France | France, Cour administrative d'appel de Marseille, 1ère chambre, 26 octobre 2023, 22MA02521


Vu la procédure suivante :

Procédure contentieuse antérieure :

M. A... B... a demandé au tribunal administratif de Toulon de condamner la commune de Bormes-les-Mimosas à lui verser la somme de 675 809 euros, majorée des intérêts de retard à compter de sa réclamation préalable, en réparation du préjudice qu'il estime avoir subi du fait de l'illégalité du refus de permis de construire qui lui a été opposé le 13 juin 2006.

Par un jugement n° 1701303 du 11 juillet 2019, le tribunal administratif de Toulon a condamné la commune de Bormes-les-Mimosas à verse

r à M. B... une somme de

350 000 euros, majorée des intérêts au taux légal à compter...

Vu la procédure suivante :

Procédure contentieuse antérieure :

M. A... B... a demandé au tribunal administratif de Toulon de condamner la commune de Bormes-les-Mimosas à lui verser la somme de 675 809 euros, majorée des intérêts de retard à compter de sa réclamation préalable, en réparation du préjudice qu'il estime avoir subi du fait de l'illégalité du refus de permis de construire qui lui a été opposé le 13 juin 2006.

Par un jugement n° 1701303 du 11 juillet 2019, le tribunal administratif de Toulon a condamné la commune de Bormes-les-Mimosas à verser à M. B... une somme de

350 000 euros, majorée des intérêts au taux légal à compter du 30 décembre 2016, date de réception par la commune de sa réclamation préalable.

Par un arrêt n° 19MA04215 du 19 novembre 2020, la cour administrative d'appel de Marseille a rejeté l'appel formé contre ce jugement par la commune de Bormes-les-Mimosas, accordé à M. B... la capitalisation des intérêts échus à la date du 15 juin 2020, puis à chaque échéance annuelle à compter de cette date au cas où ce jugement n'aurait pas encore été exécuté, pour produire eux-mêmes des intérêts, réformé le jugement du 11 juillet 2019 en ce qu'il avait de contraire et rejeté le surplus des conclusions de l'appel incident de M. B....
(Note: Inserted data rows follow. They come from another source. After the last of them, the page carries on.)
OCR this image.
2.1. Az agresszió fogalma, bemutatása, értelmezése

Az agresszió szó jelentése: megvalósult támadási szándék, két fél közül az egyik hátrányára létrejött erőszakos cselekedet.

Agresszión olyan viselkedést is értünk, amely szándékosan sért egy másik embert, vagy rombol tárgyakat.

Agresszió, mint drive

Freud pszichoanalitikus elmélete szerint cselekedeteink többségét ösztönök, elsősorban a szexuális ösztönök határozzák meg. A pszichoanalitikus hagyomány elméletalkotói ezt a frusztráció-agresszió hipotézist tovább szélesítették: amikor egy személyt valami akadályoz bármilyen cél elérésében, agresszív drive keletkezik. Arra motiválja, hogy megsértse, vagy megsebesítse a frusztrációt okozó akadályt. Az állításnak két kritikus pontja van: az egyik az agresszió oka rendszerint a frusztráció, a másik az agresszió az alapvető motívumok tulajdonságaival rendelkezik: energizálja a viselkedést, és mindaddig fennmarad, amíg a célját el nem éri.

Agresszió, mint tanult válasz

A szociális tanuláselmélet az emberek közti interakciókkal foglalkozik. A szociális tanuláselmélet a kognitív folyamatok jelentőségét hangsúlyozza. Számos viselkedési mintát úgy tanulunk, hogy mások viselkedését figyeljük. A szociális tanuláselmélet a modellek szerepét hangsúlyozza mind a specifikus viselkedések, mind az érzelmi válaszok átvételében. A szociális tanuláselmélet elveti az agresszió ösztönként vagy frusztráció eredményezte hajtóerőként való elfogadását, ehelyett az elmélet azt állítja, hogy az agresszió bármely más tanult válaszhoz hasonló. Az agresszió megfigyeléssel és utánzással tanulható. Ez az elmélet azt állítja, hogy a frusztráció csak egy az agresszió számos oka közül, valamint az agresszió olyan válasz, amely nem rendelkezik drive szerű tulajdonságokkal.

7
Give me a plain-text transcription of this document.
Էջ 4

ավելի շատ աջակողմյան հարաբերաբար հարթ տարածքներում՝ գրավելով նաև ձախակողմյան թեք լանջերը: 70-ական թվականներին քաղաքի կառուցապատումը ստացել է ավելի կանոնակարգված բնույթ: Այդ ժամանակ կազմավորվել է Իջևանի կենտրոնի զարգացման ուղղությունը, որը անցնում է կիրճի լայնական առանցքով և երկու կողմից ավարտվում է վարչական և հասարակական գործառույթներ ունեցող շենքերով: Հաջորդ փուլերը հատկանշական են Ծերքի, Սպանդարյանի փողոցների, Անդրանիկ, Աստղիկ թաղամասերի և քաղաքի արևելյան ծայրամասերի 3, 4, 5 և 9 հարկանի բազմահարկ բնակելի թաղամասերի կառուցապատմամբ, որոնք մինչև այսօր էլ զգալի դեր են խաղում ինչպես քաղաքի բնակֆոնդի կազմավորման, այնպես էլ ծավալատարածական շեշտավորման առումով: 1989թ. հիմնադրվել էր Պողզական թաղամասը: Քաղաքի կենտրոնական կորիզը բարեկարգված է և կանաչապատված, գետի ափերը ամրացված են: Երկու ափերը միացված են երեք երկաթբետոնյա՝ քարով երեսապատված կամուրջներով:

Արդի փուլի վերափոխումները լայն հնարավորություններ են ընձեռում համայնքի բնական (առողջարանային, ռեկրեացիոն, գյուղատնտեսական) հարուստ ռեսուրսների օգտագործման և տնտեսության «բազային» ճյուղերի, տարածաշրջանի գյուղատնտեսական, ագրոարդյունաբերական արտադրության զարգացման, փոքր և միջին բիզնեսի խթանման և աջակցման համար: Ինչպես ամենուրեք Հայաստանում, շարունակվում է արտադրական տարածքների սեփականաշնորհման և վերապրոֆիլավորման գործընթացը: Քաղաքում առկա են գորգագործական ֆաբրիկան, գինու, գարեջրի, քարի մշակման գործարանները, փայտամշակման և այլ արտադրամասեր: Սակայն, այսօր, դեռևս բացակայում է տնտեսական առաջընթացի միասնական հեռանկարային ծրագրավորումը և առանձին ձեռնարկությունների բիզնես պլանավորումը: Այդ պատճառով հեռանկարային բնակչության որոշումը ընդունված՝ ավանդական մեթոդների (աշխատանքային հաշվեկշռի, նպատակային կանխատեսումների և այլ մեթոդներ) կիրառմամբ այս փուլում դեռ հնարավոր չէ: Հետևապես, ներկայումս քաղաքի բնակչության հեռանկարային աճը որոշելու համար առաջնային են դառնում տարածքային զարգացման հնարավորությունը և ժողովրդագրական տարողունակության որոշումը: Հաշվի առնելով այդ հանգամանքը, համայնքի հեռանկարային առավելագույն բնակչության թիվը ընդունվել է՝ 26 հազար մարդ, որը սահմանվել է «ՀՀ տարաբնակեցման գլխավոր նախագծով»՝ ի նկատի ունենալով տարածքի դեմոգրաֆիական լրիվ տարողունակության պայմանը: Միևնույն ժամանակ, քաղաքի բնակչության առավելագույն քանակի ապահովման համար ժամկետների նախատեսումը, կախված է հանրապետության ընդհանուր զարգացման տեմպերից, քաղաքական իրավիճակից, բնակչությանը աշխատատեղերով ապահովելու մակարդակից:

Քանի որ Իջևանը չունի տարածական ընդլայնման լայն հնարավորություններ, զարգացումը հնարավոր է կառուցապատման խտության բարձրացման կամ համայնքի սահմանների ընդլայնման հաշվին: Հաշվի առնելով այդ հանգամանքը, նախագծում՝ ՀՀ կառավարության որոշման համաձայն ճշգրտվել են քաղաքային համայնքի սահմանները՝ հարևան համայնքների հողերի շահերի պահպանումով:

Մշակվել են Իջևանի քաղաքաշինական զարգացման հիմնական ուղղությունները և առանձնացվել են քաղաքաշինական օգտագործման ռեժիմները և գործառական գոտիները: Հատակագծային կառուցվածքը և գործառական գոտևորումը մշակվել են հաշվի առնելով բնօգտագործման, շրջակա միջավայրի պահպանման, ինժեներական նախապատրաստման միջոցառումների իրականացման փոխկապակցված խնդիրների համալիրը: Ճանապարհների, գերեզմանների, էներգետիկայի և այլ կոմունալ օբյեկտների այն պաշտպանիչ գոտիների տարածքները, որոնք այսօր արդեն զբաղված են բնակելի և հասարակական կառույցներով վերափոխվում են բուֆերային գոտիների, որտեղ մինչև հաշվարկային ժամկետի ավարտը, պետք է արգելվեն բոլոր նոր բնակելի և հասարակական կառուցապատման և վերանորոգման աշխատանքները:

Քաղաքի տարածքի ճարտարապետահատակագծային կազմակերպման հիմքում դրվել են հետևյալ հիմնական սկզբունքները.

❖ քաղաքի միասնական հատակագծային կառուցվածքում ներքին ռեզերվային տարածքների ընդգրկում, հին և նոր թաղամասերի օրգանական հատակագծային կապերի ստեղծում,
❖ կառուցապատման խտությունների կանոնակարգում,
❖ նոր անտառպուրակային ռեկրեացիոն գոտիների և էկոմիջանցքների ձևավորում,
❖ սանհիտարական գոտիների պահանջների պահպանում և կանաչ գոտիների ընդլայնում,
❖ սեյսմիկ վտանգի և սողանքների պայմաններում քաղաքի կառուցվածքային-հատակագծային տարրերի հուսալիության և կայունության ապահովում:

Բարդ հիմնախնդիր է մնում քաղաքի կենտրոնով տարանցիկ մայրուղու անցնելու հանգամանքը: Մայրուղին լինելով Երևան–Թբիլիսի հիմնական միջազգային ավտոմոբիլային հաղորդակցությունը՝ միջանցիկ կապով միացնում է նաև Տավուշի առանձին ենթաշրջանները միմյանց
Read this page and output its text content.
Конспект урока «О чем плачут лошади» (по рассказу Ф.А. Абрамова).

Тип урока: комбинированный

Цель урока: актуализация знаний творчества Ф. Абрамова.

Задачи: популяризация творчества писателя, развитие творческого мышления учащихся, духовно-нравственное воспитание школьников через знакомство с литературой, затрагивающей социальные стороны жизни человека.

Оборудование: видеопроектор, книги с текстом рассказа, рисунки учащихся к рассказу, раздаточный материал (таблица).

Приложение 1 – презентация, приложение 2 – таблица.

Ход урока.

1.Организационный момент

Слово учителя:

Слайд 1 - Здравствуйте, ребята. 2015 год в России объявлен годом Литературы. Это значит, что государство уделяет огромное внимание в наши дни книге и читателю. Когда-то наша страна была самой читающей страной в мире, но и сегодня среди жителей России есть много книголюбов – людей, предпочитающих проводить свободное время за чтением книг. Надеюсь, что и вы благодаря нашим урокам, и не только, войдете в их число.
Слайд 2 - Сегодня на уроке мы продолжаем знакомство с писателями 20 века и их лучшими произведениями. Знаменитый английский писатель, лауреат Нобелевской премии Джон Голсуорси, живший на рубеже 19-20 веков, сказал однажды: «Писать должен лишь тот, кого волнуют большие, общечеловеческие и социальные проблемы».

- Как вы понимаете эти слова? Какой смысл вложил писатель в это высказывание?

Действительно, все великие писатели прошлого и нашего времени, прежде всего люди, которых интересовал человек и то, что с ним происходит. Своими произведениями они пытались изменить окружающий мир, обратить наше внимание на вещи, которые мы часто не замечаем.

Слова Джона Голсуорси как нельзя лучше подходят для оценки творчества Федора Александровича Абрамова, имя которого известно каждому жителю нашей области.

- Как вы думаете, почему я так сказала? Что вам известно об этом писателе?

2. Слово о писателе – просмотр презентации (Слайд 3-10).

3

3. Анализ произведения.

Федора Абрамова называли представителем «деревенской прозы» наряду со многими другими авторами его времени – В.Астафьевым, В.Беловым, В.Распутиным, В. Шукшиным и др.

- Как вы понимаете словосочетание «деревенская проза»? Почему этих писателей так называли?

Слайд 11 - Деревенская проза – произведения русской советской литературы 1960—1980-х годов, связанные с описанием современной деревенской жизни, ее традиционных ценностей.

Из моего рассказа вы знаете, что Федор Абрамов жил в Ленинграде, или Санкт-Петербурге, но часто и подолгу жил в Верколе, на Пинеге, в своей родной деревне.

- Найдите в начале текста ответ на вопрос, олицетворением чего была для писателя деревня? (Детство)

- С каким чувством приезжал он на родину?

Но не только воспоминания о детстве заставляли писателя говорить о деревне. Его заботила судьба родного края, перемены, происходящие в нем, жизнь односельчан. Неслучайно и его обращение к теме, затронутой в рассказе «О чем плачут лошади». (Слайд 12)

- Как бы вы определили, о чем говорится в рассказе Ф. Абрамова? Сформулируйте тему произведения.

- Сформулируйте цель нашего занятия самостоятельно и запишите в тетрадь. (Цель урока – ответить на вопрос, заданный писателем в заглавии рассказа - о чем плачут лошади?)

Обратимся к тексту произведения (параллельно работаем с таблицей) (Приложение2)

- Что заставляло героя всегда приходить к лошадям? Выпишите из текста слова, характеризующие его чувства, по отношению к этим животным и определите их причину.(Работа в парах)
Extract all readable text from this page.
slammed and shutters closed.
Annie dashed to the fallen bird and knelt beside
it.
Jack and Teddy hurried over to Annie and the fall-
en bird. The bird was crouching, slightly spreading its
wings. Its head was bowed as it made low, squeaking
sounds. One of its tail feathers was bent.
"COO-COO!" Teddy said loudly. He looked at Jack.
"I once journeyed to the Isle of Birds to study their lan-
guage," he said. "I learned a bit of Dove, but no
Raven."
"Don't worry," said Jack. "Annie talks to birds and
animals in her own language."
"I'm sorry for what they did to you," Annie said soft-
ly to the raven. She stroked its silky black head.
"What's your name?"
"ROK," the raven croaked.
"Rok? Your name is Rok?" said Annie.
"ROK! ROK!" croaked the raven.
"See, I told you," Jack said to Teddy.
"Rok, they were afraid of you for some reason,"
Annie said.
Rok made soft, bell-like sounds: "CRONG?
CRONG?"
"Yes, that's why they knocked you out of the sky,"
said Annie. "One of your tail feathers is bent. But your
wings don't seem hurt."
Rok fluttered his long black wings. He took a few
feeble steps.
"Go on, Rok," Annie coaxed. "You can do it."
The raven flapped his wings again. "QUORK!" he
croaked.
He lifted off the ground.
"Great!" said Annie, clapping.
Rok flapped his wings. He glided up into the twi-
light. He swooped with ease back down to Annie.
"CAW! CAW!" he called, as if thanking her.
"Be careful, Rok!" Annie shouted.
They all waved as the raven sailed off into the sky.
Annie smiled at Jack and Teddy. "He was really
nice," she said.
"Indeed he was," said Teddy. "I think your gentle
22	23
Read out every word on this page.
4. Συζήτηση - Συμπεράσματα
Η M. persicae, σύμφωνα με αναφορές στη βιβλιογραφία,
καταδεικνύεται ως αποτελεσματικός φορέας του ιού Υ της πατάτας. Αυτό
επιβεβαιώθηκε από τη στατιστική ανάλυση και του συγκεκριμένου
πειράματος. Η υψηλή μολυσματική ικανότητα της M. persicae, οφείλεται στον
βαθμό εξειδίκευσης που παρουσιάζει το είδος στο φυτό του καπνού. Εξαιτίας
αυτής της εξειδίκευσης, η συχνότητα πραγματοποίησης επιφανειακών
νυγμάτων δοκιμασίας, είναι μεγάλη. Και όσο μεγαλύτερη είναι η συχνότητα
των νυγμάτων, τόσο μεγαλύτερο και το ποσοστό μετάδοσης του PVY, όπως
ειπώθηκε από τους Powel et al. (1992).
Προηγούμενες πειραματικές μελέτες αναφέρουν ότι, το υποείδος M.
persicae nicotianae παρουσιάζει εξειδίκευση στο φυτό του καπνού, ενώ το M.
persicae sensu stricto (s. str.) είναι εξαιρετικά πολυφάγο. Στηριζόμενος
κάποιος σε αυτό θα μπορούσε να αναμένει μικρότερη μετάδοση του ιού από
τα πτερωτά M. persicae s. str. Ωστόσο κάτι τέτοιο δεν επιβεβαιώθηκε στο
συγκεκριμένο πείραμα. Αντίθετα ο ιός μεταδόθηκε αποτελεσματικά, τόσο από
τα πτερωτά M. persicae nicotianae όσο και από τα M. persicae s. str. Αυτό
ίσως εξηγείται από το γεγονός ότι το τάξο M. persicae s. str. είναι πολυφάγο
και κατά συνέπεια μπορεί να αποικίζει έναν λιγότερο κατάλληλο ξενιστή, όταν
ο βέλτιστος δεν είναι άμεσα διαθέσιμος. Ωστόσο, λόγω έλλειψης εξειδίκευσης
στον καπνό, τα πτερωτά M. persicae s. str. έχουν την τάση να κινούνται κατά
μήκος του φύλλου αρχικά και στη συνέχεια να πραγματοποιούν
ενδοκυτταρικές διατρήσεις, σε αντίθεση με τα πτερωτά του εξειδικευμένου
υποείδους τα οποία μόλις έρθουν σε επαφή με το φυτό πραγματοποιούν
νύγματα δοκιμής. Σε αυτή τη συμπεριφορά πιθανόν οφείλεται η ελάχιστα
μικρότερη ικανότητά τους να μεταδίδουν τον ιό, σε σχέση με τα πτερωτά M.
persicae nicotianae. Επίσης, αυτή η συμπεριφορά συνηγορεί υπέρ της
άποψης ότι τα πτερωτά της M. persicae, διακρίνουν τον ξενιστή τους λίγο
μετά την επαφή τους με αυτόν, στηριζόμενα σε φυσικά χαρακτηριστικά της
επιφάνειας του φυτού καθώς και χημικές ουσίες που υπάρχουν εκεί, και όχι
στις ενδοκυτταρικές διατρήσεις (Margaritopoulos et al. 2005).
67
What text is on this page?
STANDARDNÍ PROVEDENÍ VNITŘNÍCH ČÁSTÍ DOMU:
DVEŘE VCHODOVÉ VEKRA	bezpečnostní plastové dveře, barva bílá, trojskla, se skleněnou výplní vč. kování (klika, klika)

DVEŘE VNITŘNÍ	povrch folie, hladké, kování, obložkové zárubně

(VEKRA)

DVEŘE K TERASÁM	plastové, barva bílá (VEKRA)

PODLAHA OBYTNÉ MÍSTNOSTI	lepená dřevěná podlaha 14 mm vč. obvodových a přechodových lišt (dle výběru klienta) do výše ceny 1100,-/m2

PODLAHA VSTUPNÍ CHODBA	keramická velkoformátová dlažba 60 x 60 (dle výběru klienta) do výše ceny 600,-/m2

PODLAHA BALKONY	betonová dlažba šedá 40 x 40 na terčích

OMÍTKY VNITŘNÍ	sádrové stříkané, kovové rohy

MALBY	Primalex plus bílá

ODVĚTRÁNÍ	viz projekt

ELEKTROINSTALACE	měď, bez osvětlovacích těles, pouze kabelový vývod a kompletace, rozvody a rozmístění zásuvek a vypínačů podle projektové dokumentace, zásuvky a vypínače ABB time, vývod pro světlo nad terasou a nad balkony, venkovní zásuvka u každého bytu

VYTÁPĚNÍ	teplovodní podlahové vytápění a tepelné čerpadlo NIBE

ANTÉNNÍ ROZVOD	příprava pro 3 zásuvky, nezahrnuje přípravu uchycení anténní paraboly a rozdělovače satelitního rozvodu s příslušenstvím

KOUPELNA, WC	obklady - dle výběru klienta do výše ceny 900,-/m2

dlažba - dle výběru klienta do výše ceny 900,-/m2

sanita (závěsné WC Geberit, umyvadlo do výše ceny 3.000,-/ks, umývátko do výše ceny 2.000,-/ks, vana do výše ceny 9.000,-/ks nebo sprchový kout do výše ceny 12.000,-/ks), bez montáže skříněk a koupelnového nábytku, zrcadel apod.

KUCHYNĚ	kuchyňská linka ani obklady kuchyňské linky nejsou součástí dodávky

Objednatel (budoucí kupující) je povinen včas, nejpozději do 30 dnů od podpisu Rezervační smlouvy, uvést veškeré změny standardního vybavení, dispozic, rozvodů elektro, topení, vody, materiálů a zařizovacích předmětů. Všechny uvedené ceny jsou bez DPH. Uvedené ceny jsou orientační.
Par une décision n° 448601 du 21 septembre 2022, le Conseil d'Etat, statuant au contentieux, a annulé cet arrêt du 19 novembre 2020 et renvoyé l'affaire à la cour administrative d'appel de Marseille.

Procédure devant la cour :

Par une requête enregistrée le 9 septembre 2019, un mémoire enregistré le 10 novembre 2020 et non communiqué, ainsi qu'un mémoire enregistré le 5 octobre 2022, la commune de Bormes-les-Mimosas, représentée par Me Grimaldi, demande à la cour :

1°) d'annuler le jugement du tribunal administratif de Toulon du 11 juillet 2019 ;

2°) de rejeter la demande présentée par M. B... devant le tribunal administratif de Toulon ;

3°) de mettre à la charge de M. B... la somme de 3 000 euros au titre de l'article

L. 761-1 du code de justice administrative.

Elle soutient que :

- la créance dont se prévaut M. B... est prescrite en application des dispositions de l'article 1er de la loi du 31 décembre 1968 ;

- M. B... a commis des fautes à l'origine du préjudice dont il demande réparation ;

- la faute commise est exonérée par le fait du tiers, en l'occurrence l'Etat, dès lors que le permis de construire refusé a été instruit exclusivement par les services de l'Etat qui ont émis un avis défavorable, repris par le maire dans sa motivation ;

- l'intéressé ne justifie pas d'un lien de causalité entre la faute de la commune de Bormes-Les-Mimosas et le préjudice dont il demande réparation, alors que le refus de permis de construire aurait pu être fondé sur d'autres motifs ;

- la fixation du montant du préjudice à hauteur de 350 000 euros par le tribunal administratif de Toulon méconnaît le principe selon lequel une personne publique ne peut être condamnée à verser une somme qu'elle ne doit pas ;

- le préjudice lié à la valeur vénale du bien n'est pas établi et il n'existe aucun lien de causalité direct ; en tout état de cause, en l'absence de circonstances particulières, il ne peut exister aucun lien direct entre ce préjudice et la faute résultant du refus illégal de permis de construire, ni même avec la faute résultant du classement illégal par le plan d'occupation des sols ;

- le préjudice lié à la perte de chance et au manque à gagner n'est pas établi.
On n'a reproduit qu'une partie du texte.